The civilian side is even worse, as local monitoring and activist channels report diesel and gasoline shortages in Zuya, Alushta, Perevalne, and parts of Simferopol, and occupation authorities have imposed rationing and a temporary price freeze to restrain panic buying. Two weeks ago, the Kremlin-appointed head of Crimea Sergei Aksyonov, promised quick fixes, saying 95 stocks would return in days and 92 in roughly two weeks. But those deadlines have long since passed as fires continued, and specialist repair crews were hard to mobilize.

In short, damaged tanks and a ruined power grid resulted in leaving residents with longer queues, strict purchase limits, and unreliable supplies overall.
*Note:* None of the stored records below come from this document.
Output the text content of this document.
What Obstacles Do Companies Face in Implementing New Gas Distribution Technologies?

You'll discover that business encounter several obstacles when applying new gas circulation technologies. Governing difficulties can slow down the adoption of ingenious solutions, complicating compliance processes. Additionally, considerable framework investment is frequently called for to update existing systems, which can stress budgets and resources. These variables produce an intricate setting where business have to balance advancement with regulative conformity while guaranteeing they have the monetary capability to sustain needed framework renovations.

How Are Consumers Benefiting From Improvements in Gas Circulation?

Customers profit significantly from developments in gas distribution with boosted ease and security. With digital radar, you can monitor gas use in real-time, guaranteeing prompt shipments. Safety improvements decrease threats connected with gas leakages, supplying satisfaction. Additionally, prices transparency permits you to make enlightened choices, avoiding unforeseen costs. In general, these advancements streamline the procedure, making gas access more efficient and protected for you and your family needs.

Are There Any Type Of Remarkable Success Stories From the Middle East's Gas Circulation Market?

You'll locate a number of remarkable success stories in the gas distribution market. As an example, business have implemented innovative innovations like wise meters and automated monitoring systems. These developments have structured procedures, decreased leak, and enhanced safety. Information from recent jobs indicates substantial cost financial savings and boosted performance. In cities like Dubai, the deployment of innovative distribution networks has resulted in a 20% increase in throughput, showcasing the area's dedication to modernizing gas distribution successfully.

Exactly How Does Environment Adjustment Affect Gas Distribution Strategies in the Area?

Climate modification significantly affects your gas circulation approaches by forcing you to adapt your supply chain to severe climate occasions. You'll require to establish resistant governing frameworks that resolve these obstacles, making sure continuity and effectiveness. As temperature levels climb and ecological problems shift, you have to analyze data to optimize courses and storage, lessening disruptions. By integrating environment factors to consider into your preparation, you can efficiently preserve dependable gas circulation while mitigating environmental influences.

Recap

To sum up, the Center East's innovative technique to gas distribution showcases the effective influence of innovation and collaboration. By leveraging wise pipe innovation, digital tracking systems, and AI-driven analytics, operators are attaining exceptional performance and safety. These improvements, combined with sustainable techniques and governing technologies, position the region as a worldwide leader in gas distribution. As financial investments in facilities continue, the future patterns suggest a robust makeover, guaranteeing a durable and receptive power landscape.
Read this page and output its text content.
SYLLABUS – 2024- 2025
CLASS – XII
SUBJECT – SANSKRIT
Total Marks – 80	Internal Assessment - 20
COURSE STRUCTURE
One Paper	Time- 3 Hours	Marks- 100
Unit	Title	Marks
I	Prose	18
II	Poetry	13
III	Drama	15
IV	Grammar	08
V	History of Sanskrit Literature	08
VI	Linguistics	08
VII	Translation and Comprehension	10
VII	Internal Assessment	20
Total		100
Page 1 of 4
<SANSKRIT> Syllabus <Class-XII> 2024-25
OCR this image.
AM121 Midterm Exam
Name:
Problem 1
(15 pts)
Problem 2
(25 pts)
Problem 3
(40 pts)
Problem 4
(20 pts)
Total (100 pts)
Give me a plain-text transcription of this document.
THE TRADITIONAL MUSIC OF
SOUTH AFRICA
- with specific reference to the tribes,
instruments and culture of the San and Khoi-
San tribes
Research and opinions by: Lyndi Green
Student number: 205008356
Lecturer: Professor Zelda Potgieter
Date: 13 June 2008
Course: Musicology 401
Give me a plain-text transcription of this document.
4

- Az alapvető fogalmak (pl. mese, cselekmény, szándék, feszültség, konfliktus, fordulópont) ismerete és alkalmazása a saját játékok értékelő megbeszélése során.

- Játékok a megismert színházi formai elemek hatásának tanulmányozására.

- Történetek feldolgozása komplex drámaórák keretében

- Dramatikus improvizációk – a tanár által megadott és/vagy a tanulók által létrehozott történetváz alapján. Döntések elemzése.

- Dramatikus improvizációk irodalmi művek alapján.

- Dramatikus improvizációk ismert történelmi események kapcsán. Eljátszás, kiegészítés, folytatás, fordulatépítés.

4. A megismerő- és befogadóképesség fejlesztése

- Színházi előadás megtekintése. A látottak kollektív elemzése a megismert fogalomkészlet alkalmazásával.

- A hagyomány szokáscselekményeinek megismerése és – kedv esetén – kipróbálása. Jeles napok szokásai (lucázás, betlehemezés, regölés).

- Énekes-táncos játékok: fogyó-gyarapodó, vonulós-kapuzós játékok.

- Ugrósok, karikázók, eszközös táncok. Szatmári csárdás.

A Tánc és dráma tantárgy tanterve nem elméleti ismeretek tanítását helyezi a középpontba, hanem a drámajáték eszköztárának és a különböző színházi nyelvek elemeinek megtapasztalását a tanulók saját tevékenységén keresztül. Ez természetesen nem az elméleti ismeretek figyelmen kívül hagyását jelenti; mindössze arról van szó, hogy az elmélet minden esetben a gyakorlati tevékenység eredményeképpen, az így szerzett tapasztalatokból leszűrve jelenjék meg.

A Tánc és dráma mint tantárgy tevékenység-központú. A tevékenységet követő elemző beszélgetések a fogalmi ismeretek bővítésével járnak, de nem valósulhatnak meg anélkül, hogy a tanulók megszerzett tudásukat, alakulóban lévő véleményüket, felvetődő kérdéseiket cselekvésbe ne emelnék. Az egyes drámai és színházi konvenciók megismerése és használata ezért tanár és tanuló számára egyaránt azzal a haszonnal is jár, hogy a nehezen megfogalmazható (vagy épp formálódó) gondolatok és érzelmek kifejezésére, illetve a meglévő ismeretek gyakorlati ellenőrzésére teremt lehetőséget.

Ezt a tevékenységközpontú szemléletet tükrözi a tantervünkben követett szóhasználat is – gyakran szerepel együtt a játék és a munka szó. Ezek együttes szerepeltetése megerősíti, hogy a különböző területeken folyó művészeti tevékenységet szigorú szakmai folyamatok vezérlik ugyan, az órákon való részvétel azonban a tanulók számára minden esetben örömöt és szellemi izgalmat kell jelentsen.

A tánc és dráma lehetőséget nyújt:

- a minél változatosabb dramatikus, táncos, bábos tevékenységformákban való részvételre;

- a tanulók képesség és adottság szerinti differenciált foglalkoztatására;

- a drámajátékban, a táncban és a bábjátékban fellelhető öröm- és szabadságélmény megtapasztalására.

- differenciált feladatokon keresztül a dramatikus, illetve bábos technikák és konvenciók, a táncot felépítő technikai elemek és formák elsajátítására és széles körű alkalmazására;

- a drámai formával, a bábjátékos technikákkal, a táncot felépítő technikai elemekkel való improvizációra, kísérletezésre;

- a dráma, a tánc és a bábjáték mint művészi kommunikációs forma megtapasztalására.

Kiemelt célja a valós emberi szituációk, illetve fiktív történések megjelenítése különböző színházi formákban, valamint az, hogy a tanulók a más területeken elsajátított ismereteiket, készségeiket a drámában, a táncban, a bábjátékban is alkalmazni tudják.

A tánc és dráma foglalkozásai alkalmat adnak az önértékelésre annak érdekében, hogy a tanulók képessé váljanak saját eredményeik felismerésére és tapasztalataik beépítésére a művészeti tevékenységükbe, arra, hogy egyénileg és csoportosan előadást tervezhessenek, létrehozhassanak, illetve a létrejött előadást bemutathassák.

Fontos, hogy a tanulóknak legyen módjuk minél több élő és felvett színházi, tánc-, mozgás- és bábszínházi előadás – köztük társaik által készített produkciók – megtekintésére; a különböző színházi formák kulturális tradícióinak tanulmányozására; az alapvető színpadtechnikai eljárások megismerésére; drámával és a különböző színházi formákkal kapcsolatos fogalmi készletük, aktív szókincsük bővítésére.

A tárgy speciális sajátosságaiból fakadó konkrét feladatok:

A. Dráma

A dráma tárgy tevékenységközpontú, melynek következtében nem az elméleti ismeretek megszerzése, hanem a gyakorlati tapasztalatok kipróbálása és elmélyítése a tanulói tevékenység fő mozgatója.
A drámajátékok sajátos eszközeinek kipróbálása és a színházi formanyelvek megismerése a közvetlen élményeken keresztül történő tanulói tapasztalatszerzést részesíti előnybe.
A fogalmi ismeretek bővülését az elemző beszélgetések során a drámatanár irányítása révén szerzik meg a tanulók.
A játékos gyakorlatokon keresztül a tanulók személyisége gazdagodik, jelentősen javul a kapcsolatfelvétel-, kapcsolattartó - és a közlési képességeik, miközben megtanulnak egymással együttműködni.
Those conditions are bearable for a few weeks, but if rationing and blackouts stretch into a month to two months, the impact moves from inconvenience to economic and social harm. Small shops and taxis have already stopped operating reliably, heating and transport costs spike, and households exhaust savings set aside for emergencies. Very rapidly this will turn private frustrations into public ones, as pro-Ukrainian slogans will increasingly resonate in the marketplaces and neighborhoods of Crimea. Persistent queues, repeated multi-day blackouts, measurable business closures in towns like Feodosia and Simferopol, are only the beginning. As Russian authorities in Crimea are unable to bring an end to the crisis, breaking promises along the way, genuine civil unrest will start to build.

Overall, the strikes on Feodosia and related energy nodes have done more than produce temporary disruption. By burning significant volumes of stored fuel and damaging distribution nodes, attacks have stripped Crimea of the short-term buffers that normally smooth supply shocks and have multiplied the burden on repair teams. Sustained shortages and power instability give critics of the Russian presence a clear, concrete grievance to point to, and they increase local pressure on Russian authorities who have so far failed to address restoration problems, risking genuine increases in revolt and partizan movements across the peninsula.